Overview
The current study is planned to see the effect of L-carnitine supplementation in preterm neonates suffering from RDS among the local population, as there is no such evidence available for the local population and there are conflicting statistics regarding the discharge rate of these neonates.
Description
Given the contradictory results (discharge rate), additional rigorously designed studies are necessary to elucidate the impact of L-carnitine supplementation on short-term neonatal outcomes, including weight gain, discharge rate, and mortality.
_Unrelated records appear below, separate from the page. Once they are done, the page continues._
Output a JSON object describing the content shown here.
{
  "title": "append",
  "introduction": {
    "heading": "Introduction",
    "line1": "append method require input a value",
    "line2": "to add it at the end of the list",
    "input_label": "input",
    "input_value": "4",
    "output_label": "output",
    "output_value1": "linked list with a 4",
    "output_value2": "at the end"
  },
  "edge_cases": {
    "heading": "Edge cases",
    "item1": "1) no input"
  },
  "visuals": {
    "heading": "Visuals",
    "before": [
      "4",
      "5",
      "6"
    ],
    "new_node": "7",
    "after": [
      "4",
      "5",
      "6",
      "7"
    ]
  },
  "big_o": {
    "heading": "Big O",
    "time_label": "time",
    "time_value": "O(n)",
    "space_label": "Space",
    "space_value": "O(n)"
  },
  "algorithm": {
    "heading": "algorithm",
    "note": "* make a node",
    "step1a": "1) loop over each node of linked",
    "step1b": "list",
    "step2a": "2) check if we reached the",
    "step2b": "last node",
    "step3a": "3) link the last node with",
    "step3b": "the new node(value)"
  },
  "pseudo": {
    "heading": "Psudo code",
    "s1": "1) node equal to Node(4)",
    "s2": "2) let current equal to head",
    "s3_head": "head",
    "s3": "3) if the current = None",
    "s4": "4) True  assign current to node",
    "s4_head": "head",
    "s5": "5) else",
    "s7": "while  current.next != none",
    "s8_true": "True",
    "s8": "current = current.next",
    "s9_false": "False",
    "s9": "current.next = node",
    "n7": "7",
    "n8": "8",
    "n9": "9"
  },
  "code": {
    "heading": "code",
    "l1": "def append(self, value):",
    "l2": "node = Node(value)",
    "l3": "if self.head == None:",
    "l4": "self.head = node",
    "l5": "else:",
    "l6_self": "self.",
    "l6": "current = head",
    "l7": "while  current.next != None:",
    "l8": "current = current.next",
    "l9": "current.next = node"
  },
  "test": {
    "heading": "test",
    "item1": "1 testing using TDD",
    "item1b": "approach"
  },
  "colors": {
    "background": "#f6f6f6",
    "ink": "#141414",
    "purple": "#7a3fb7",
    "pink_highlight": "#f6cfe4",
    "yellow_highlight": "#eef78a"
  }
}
The proposed research aims to fill this knowledge gap by systematically evaluating the clinical efficacy and safety of L-carnitine supplementation in L-carnitine-deficient neonates. The findings would provide evidence-based suggestions on whether L-carnitine is a useful, safe, and potentially beneficial adjunct in managing preterm neonates with RDS, particularly in addressing metabolic needs.
Eligibility
Inclusion Criteria:
- Preterm neonates
- Either gender
- With RDS
- Admitted to the neonatal intensive care unit (NICU) within 24 hours of birth .
Exclusion Criteria:
- Neonates with gastrointestinal tract (GIT) anomalies
- With confirmed or suspected sepsis at the time of enrollment
- Neonates whose clinical condition contraindicates study participation (e.g., expected survival \<48 hours, as judged by the neonatologist).